Glossary of Provincial Words used in North Hampshire – the introduction

Back in 1888 the village doctor Joseph Stevens published his book “Parochial History of St. Mary Bourne Hants with an an account of the manor of Hurstbourne Priors Hants“. This book in an invaluable resource for anyone looking at the history of the village. I was lucky enough many years ago to pick up a copy on eBay which includes his 1895 addendum, these days I mostly use the digital version that came with a CD I purchased some years back about the village which is full of resources from various authors and also some transcriptions.

Although Dr Stevens is not someone I will be getting into detail with any time soon (although I have researched him for my IHGS coursework) his work will get referred to. In this case this is the first post covering his “Glossary of Provincial Words”. Further A-Z posts to follow.
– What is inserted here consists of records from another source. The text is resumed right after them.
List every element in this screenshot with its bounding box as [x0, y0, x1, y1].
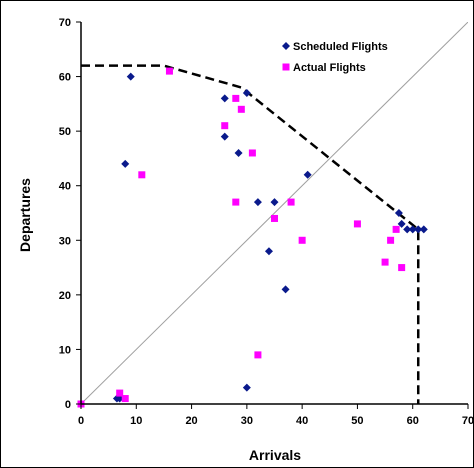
x-tick-label: 50 — [351, 415, 363, 427]
x-tick-label: 40 — [296, 415, 308, 427]
actual-flight-point — [138, 171, 146, 179]
scheduled-flight-point — [403, 225, 412, 234]
y-tick-label: 10 — [59, 344, 71, 356]
y-tick-label: 0 — [65, 399, 71, 411]
actual-flight-point — [221, 122, 229, 130]
x-tick-label: 70 — [462, 415, 474, 427]
x-tick-label: 0 — [78, 415, 84, 427]
actual-flight-point — [298, 236, 306, 244]
legend-label-actual: Actual Flights — [293, 62, 366, 74]
legend-diamond-marker — [282, 42, 290, 50]
actual-flight-point — [237, 105, 245, 113]
y-axis-title: Departures — [17, 178, 33, 252]
scheduled-flight-point — [220, 132, 229, 141]
actual-flight-point — [232, 198, 240, 206]
actual-flight-point — [271, 214, 278, 222]
y-tick-label: 20 — [59, 290, 71, 302]
scheduled-flight-point — [242, 383, 251, 392]
actual-flight-point — [165, 67, 173, 75]
x-tick-label: 20 — [185, 415, 197, 427]
scheduled-flight-point — [281, 285, 290, 294]
actual-flight-point — [116, 389, 124, 397]
x-tick-label: 30 — [241, 415, 253, 427]
actual-flight-point — [232, 94, 240, 102]
scheduled-flight-point — [126, 72, 135, 81]
y-tick-label: 60 — [59, 72, 71, 84]
y-tick-label: 30 — [59, 235, 71, 247]
scheduled-flight-point — [270, 198, 279, 207]
actual-flight-point — [392, 225, 400, 233]
actual-flight-point — [248, 149, 256, 157]
capacity-envelope-line — [81, 64, 420, 404]
x-tick-label: 10 — [130, 415, 142, 427]
actual-flight-point — [387, 236, 395, 244]
x-tick-label: 60 — [407, 415, 419, 427]
scheduled-flight-point — [253, 198, 262, 207]
actual-flight-point — [121, 395, 129, 403]
scheduled-flight-point — [394, 209, 403, 217]
scheduled-flight-point — [121, 159, 130, 168]
legend: Scheduled Flights Actual Flights — [282, 41, 388, 74]
actual-flight-point — [353, 220, 361, 228]
scheduled-flight-point — [419, 225, 428, 234]
x-axis-title: Arrivals — [249, 447, 301, 463]
y-tick-label: 40 — [59, 181, 71, 193]
legend-square-marker — [282, 63, 290, 71]
legend-label-scheduled: Scheduled Flights — [293, 41, 388, 53]
legend-item-actual: Actual Flights — [282, 62, 366, 74]
actual-flight-point — [287, 198, 295, 206]
scheduled-flight-point — [264, 247, 273, 256]
actual-flight-point — [381, 258, 389, 266]
reference-diagonal-line — [81, 22, 468, 404]
scheduled-flight-point — [408, 225, 417, 234]
legend-item-scheduled: Scheduled Flights — [282, 41, 388, 53]
y-tick-label: 50 — [59, 126, 71, 138]
scheduled-flight-point — [220, 94, 229, 103]
scheduled-flight-point — [414, 225, 423, 234]
scheduled-flight-point — [242, 88, 251, 97]
y-tick-label: 70 — [59, 17, 71, 29]
scheduled-flight-point — [303, 170, 312, 179]
scheduled-flight-point — [397, 219, 406, 228]
actual-flight-point — [254, 351, 262, 359]
scheduled-flight-point — [234, 148, 243, 157]
actual-flight-point — [398, 264, 406, 272]
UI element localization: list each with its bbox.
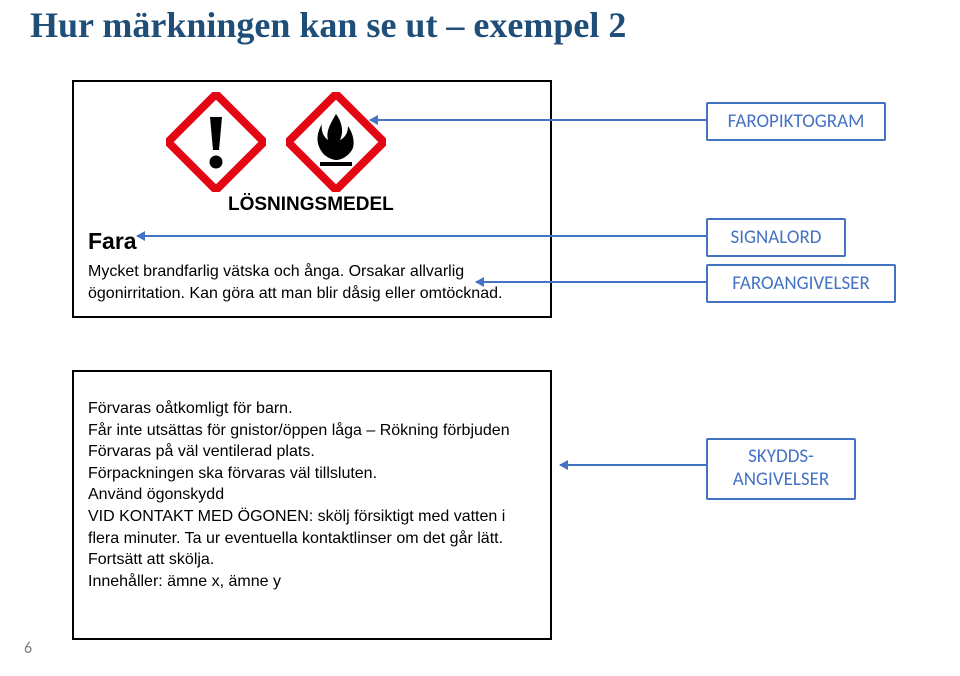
arrow-faroangivelser <box>476 281 706 283</box>
precaution-line: Förvaras oåtkomligt för barn. <box>88 398 536 420</box>
pictogram-exclamation-icon <box>166 92 266 192</box>
precaution-line: Förpackningen ska förvaras väl tillslute… <box>88 463 536 485</box>
arrow-skyddsangivelser <box>560 464 706 466</box>
precaution-line: VID KONTAKT MED ÖGONEN: skölj försiktigt… <box>88 506 536 571</box>
slide-title: Hur märkningen kan se ut – exempel 2 <box>30 4 626 46</box>
product-name: LÖSNINGSMEDEL <box>228 194 536 216</box>
arrow-signalord <box>137 235 706 237</box>
precaution-line: Använd ögonskydd <box>88 484 536 506</box>
callout-line: SKYDDS- <box>748 445 814 468</box>
pictogram-flame-icon <box>286 92 386 192</box>
slide: Hur märkningen kan se ut – exempel 2 LÖS… <box>0 0 960 676</box>
callout-signalord: SIGNALORD <box>706 218 846 257</box>
precaution-line: Förvaras på väl ventilerad plats. <box>88 441 536 463</box>
callout-skyddsangivelser: SKYDDS- ANGIVELSER <box>706 438 856 500</box>
callout-line: ANGIVELSER <box>733 468 829 491</box>
arrow-faropiktogram <box>370 119 706 121</box>
callout-faropiktogram: FAROPIKTOGRAM <box>706 102 886 141</box>
hazard-statements: Mycket brandfarlig vätska och ånga. Orsa… <box>88 261 518 304</box>
precaution-line: Får inte utsättas för gnistor/öppen låga… <box>88 420 536 442</box>
precaution-line: Innehåller: ämne x, ämne y <box>88 571 536 593</box>
precaution-statements: Förvaras oåtkomligt för barn. Får inte u… <box>88 398 536 592</box>
label-box-lower: Förvaras oåtkomligt för barn. Får inte u… <box>72 370 552 640</box>
page-number: 6 <box>24 639 32 658</box>
pictogram-row <box>166 92 536 192</box>
signal-word: Fara <box>88 228 536 255</box>
callout-faroangivelser: FAROANGIVELSER <box>706 264 896 303</box>
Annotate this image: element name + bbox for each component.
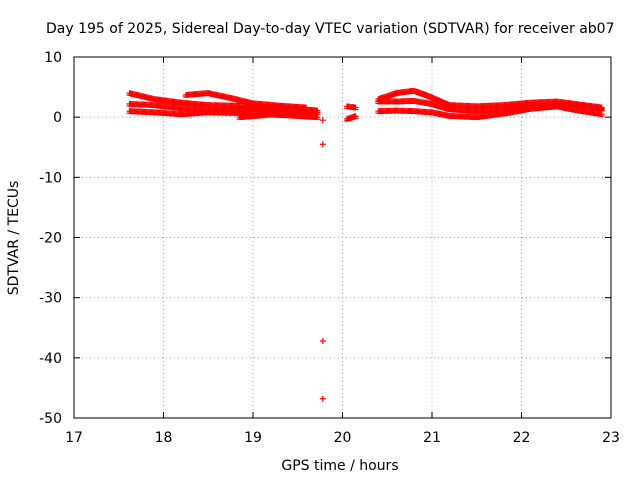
x-tick-label: 23 (602, 430, 620, 446)
x-tick-label: 22 (513, 430, 531, 446)
y-tick-label: -50 (39, 411, 62, 427)
x-tick-label: 19 (244, 430, 262, 446)
x-tick-label: 20 (334, 430, 352, 446)
y-axis-label: SDTVAR / TECUs (6, 181, 22, 296)
y-tick-label: 10 (44, 50, 62, 66)
axis-ticks (73, 56, 612, 419)
x-axis-label: GPS time / hours (281, 458, 398, 474)
y-tick-label: -20 (39, 231, 62, 247)
y-tick-label: -40 (39, 351, 62, 367)
y-tick-label: -30 (39, 291, 62, 307)
outlier-point-2 (319, 337, 326, 344)
y-tick-label: -10 (39, 170, 62, 186)
y-tick-label: 0 (53, 110, 62, 126)
outlier-point-1 (319, 141, 326, 148)
x-tick-label: 18 (155, 430, 173, 446)
x-tick-labels: 17 18 19 20 21 22 23 (65, 430, 620, 446)
x-tick-label: 21 (423, 430, 441, 446)
data-markers (126, 87, 605, 402)
y-tick-labels: 10 0 -10 -20 -30 -40 -50 (39, 50, 62, 427)
chart-title: Day 195 of 2025, Sidereal Day-to-day VTE… (46, 21, 615, 37)
outlier-point-0 (319, 117, 326, 124)
outlier-point-3 (319, 395, 326, 402)
x-tick-label: 17 (65, 430, 83, 446)
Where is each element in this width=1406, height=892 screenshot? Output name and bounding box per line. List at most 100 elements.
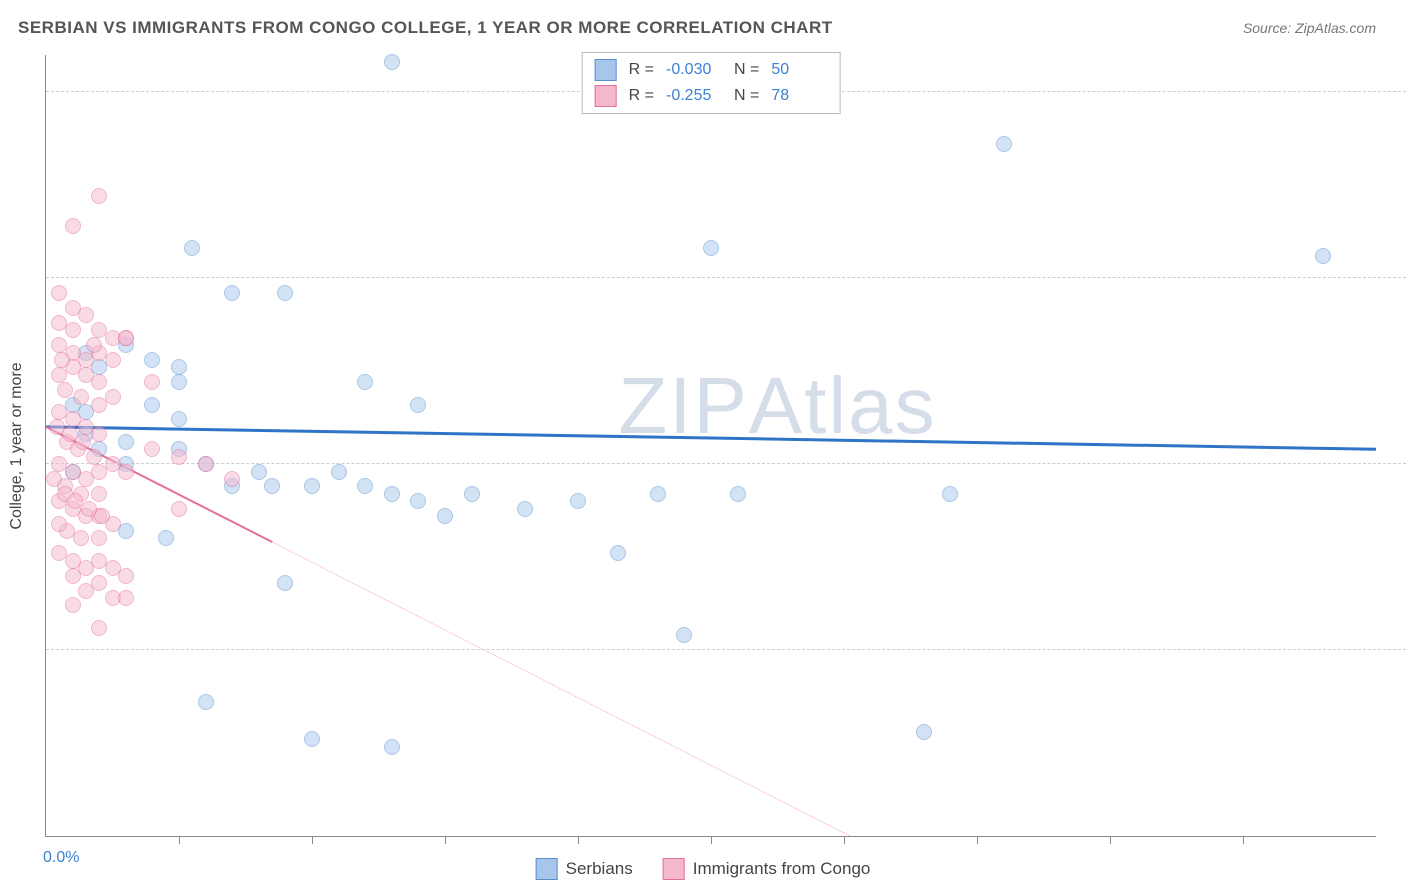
data-point-congo (54, 352, 70, 368)
data-point-serbians (264, 478, 280, 494)
data-point-congo (91, 530, 107, 546)
y-axis-label: College, 1 year or more (8, 362, 26, 529)
legend-label: Serbians (566, 859, 633, 879)
r-value: -0.255 (666, 87, 722, 105)
data-point-serbians (184, 240, 200, 256)
data-point-serbians (357, 374, 373, 390)
data-point-serbians (610, 545, 626, 561)
data-point-serbians (171, 359, 187, 375)
x-tick (977, 836, 978, 844)
gridline (46, 649, 1406, 650)
data-point-serbians (158, 530, 174, 546)
data-point-serbians (410, 493, 426, 509)
data-point-serbians (384, 739, 400, 755)
chart-area: ZIPAtlas R =-0.030N =50R =-0.255N =78 25… (45, 55, 1376, 837)
data-point-serbians (171, 374, 187, 390)
r-label: R = (629, 87, 654, 105)
x-tick (1110, 836, 1111, 844)
x-tick (179, 836, 180, 844)
legend-item-serbians: Serbians (536, 858, 633, 880)
data-point-serbians (198, 694, 214, 710)
swatch-congo (595, 85, 617, 107)
data-point-serbians (410, 397, 426, 413)
data-point-serbians (517, 501, 533, 517)
data-point-congo (144, 374, 160, 390)
data-point-serbians (464, 486, 480, 502)
n-value: 50 (771, 61, 827, 79)
data-point-serbians (942, 486, 958, 502)
source-credit: Source: ZipAtlas.com (1243, 20, 1376, 36)
x-tick (578, 836, 579, 844)
swatch-congo (663, 858, 685, 880)
data-point-serbians (384, 486, 400, 502)
data-point-congo (105, 352, 121, 368)
data-point-serbians (1315, 248, 1331, 264)
gridline (46, 463, 1406, 464)
data-point-congo (75, 434, 91, 450)
data-point-congo (91, 188, 107, 204)
data-point-congo (94, 508, 110, 524)
data-point-serbians (996, 136, 1012, 152)
data-point-congo (65, 218, 81, 234)
data-point-congo (118, 568, 134, 584)
data-point-congo (78, 583, 94, 599)
data-point-serbians (144, 352, 160, 368)
data-point-congo (86, 337, 102, 353)
data-point-serbians (171, 411, 187, 427)
legend-label: Immigrants from Congo (693, 859, 871, 879)
data-point-congo (65, 322, 81, 338)
data-point-congo (91, 426, 107, 442)
data-point-serbians (650, 486, 666, 502)
data-point-congo (224, 471, 240, 487)
x-tick (844, 836, 845, 844)
data-point-serbians (277, 285, 293, 301)
data-point-serbians (357, 478, 373, 494)
stats-row-congo: R =-0.255N =78 (595, 83, 828, 109)
data-point-congo (51, 516, 67, 532)
data-point-serbians (224, 285, 240, 301)
data-point-serbians (144, 397, 160, 413)
data-point-congo (118, 464, 134, 480)
data-point-serbians (730, 486, 746, 502)
trend-lines (46, 55, 1376, 836)
data-point-congo (86, 449, 102, 465)
data-point-serbians (916, 724, 932, 740)
data-point-congo (73, 389, 89, 405)
data-point-congo (171, 501, 187, 517)
swatch-serbians (536, 858, 558, 880)
data-point-serbians (304, 478, 320, 494)
data-point-congo (91, 374, 107, 390)
data-point-congo (51, 285, 67, 301)
data-point-serbians (251, 464, 267, 480)
x-tick (711, 836, 712, 844)
data-point-congo (91, 486, 107, 502)
data-point-serbians (331, 464, 347, 480)
data-point-serbians (703, 240, 719, 256)
data-point-serbians (570, 493, 586, 509)
plot-region: ZIPAtlas R =-0.030N =50R =-0.255N =78 25… (45, 55, 1376, 837)
x-tick (312, 836, 313, 844)
data-point-serbians (118, 434, 134, 450)
data-point-congo (65, 568, 81, 584)
x-tick (445, 836, 446, 844)
data-point-congo (73, 530, 89, 546)
watermark: ZIPAtlas (618, 360, 936, 452)
data-point-congo (57, 382, 73, 398)
stats-row-serbians: R =-0.030N =50 (595, 57, 828, 83)
data-point-congo (198, 456, 214, 472)
gridline (46, 277, 1406, 278)
data-point-serbians (676, 627, 692, 643)
data-point-serbians (437, 508, 453, 524)
data-point-serbians (304, 731, 320, 747)
chart-title: SERBIAN VS IMMIGRANTS FROM CONGO COLLEGE… (18, 18, 833, 38)
legend-item-congo: Immigrants from Congo (663, 858, 871, 880)
data-point-congo (78, 307, 94, 323)
x-tick (1243, 836, 1244, 844)
data-point-congo (65, 597, 81, 613)
data-point-congo (91, 620, 107, 636)
x-origin-label: 0.0% (43, 849, 79, 867)
swatch-serbians (595, 59, 617, 81)
data-point-congo (171, 449, 187, 465)
data-point-serbians (384, 54, 400, 70)
data-point-congo (118, 590, 134, 606)
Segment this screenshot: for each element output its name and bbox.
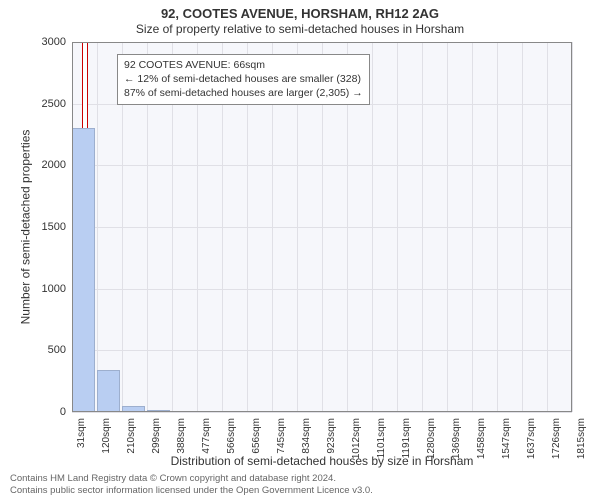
x-tick-label: 1726sqm bbox=[551, 418, 562, 459]
y-tick-label: 3000 bbox=[42, 36, 66, 48]
y-axis-title-text: Number of semi-detached properties bbox=[18, 130, 32, 325]
bar bbox=[122, 406, 145, 412]
x-tick-label: 1458sqm bbox=[476, 418, 487, 459]
y-axis-title: Number of semi-detached properties bbox=[16, 42, 34, 412]
page-title: 92, COOTES AVENUE, HORSHAM, RH12 2AG bbox=[0, 6, 600, 21]
bar bbox=[147, 410, 170, 412]
x-tick-label: 745sqm bbox=[276, 418, 287, 454]
x-tick-label: 834sqm bbox=[301, 418, 312, 454]
info-box-line: ← 12% of semi-detached houses are smalle… bbox=[124, 72, 363, 86]
x-tick-label: 1369sqm bbox=[451, 418, 462, 459]
y-tick-label: 2000 bbox=[42, 159, 66, 171]
y-tick-label: 1000 bbox=[42, 283, 66, 295]
footer-line-1: Contains HM Land Registry data © Crown c… bbox=[10, 473, 373, 485]
x-tick-label: 31sqm bbox=[76, 418, 87, 448]
y-tick-label: 0 bbox=[60, 406, 66, 418]
x-tick-label: 923sqm bbox=[326, 418, 337, 454]
x-tick-label: 210sqm bbox=[126, 418, 137, 454]
grid-line-v bbox=[397, 42, 398, 412]
footer: Contains HM Land Registry data © Crown c… bbox=[10, 473, 373, 497]
x-tick-label: 566sqm bbox=[226, 418, 237, 454]
grid-line-v bbox=[472, 42, 473, 412]
grid-line-v bbox=[572, 42, 573, 412]
y-tick-label: 1500 bbox=[42, 221, 66, 233]
grid-line-v bbox=[497, 42, 498, 412]
info-box-line: 92 COOTES AVENUE: 66sqm bbox=[124, 58, 363, 72]
page-subtitle: Size of property relative to semi-detach… bbox=[0, 22, 600, 36]
x-tick-label: 388sqm bbox=[176, 418, 187, 454]
plot-area: 05001000150020002500300031sqm120sqm210sq… bbox=[72, 42, 572, 412]
info-box-line: 87% of semi-detached houses are larger (… bbox=[124, 86, 363, 100]
x-tick-label: 1280sqm bbox=[426, 418, 437, 459]
grid-line-v bbox=[447, 42, 448, 412]
grid-line-v bbox=[522, 42, 523, 412]
grid-line-v bbox=[422, 42, 423, 412]
x-tick-label: 1012sqm bbox=[351, 418, 362, 459]
x-tick-label: 120sqm bbox=[101, 418, 112, 454]
chart-container: 92, COOTES AVENUE, HORSHAM, RH12 2AG Siz… bbox=[0, 0, 600, 500]
y-tick-label: 500 bbox=[48, 344, 66, 356]
x-tick-label: 477sqm bbox=[201, 418, 212, 454]
x-tick-label: 1637sqm bbox=[526, 418, 537, 459]
x-tick-label: 299sqm bbox=[151, 418, 162, 454]
grid-line-h bbox=[72, 412, 572, 413]
footer-line-2: Contains public sector information licen… bbox=[10, 485, 373, 497]
x-tick-label: 1815sqm bbox=[576, 418, 587, 459]
x-tick-label: 656sqm bbox=[251, 418, 262, 454]
info-box: 92 COOTES AVENUE: 66sqm← 12% of semi-det… bbox=[117, 54, 370, 105]
grid-line-v bbox=[97, 42, 98, 412]
x-tick-label: 1191sqm bbox=[401, 418, 412, 458]
x-tick-label: 1547sqm bbox=[501, 418, 512, 459]
y-tick-label: 2500 bbox=[42, 98, 66, 110]
bar bbox=[97, 370, 120, 412]
x-tick-label: 1101sqm bbox=[376, 418, 387, 458]
bar bbox=[72, 128, 95, 412]
x-axis-title: Distribution of semi-detached houses by … bbox=[72, 454, 572, 468]
grid-line-v bbox=[372, 42, 373, 412]
grid-line-v bbox=[547, 42, 548, 412]
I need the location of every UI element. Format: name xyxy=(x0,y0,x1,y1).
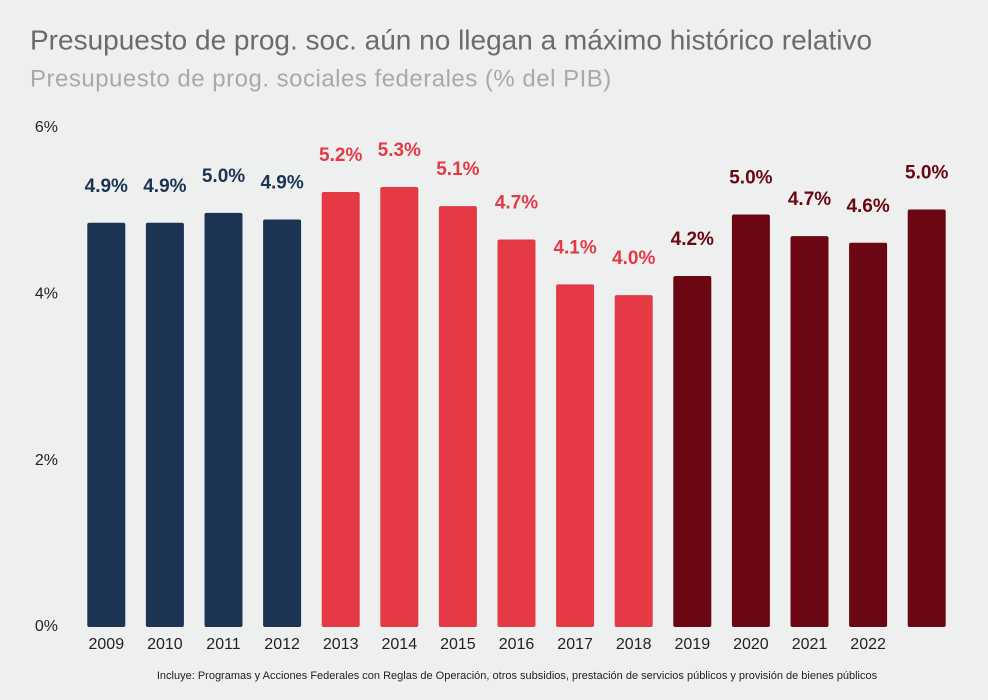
bar xyxy=(87,222,126,627)
value-label: 5.2% xyxy=(319,145,362,166)
value-label: 4.2% xyxy=(671,229,714,250)
y-tick-label: 0% xyxy=(35,618,58,635)
footnote: Incluye: Programas y Acciones Federales … xyxy=(157,670,878,682)
bar xyxy=(790,236,829,627)
value-label: 4.6% xyxy=(846,196,889,217)
bar xyxy=(907,209,946,627)
chart-title: Presupuesto de prog. soc. aún no llegan … xyxy=(30,24,872,55)
x-tick-label: 2020 xyxy=(733,636,769,653)
value-label: 4.1% xyxy=(553,237,596,258)
bar xyxy=(849,242,888,627)
x-tick-label: 2015 xyxy=(440,636,476,653)
bar xyxy=(438,206,477,627)
bar xyxy=(556,284,595,627)
x-tick-label: 2022 xyxy=(850,636,886,653)
bar xyxy=(145,222,184,627)
value-label: 5.0% xyxy=(905,163,948,184)
value-label: 5.0% xyxy=(202,166,245,187)
x-tick-label: 2017 xyxy=(557,636,593,653)
value-label: 5.3% xyxy=(378,140,421,161)
value-label: 4.9% xyxy=(143,176,186,197)
value-label: 4.7% xyxy=(788,189,831,210)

In framing a short glossary of local words in use amongst the peasantry of St. Mary Bourne, and the district immediately surrounding it, I have adhered to such as have from time to time come under my own observation. Many of the words comprising the list range over a large area outside of the county, and have probably been introduced by labourers and others, who have come out of other counties and settled in Hampshire. It is difficult to understand whence some of these provincialisms have been derived ; but they have probably come from several sources, Saxon, Danish, and in some cases from Celtic roots. By passing through the mouths of illiterate people the original words have undergone such corruption as to be scarcely discoverable. In some instances the words seem intended to represent sounds, as in ” blubbering”, which appears to mean snivelling or crying with pouting lips ; or they have been coined to express sensation, as in “quop”, a word intended to apply to the peculiar throbbing feeling attending superation. As an illustration of the way slang is made to convey an idea, a gipsy hawker of brushes, etc., which he carried on his back, was asked how he contrived to obtain so many halfpence in a scramble at an election at Abingdon, when he replied that ” he went in all mops and brooms”. The glossary is arranged alphabetically, and many of the words are spelt as they are or were pronounced. I am aware that some of the words are noticed in Halliwell’s Archaic and Provincial Words ; but I refer to them as I have understood their meaning among North Hampshire people. Some of the words are slang, and others are vulgarisms of well-known words.

Dr Joseph Stevens, A Parochial History of St. Mary Bourne1

I’m sure when reading the above extract you’ll have noticed the way he referred to the people of the village, the peasantry, the illiterate, the labourers, this is not unusual for the time. He himself was an educated man who was not only the local doctor but a prolific author and antiquarian. He studied the people like he studied anything else, and learning what they meant when they said words like “quop” which he mentions above would have helped him deal with his patients as well as we see here give him something else to write about.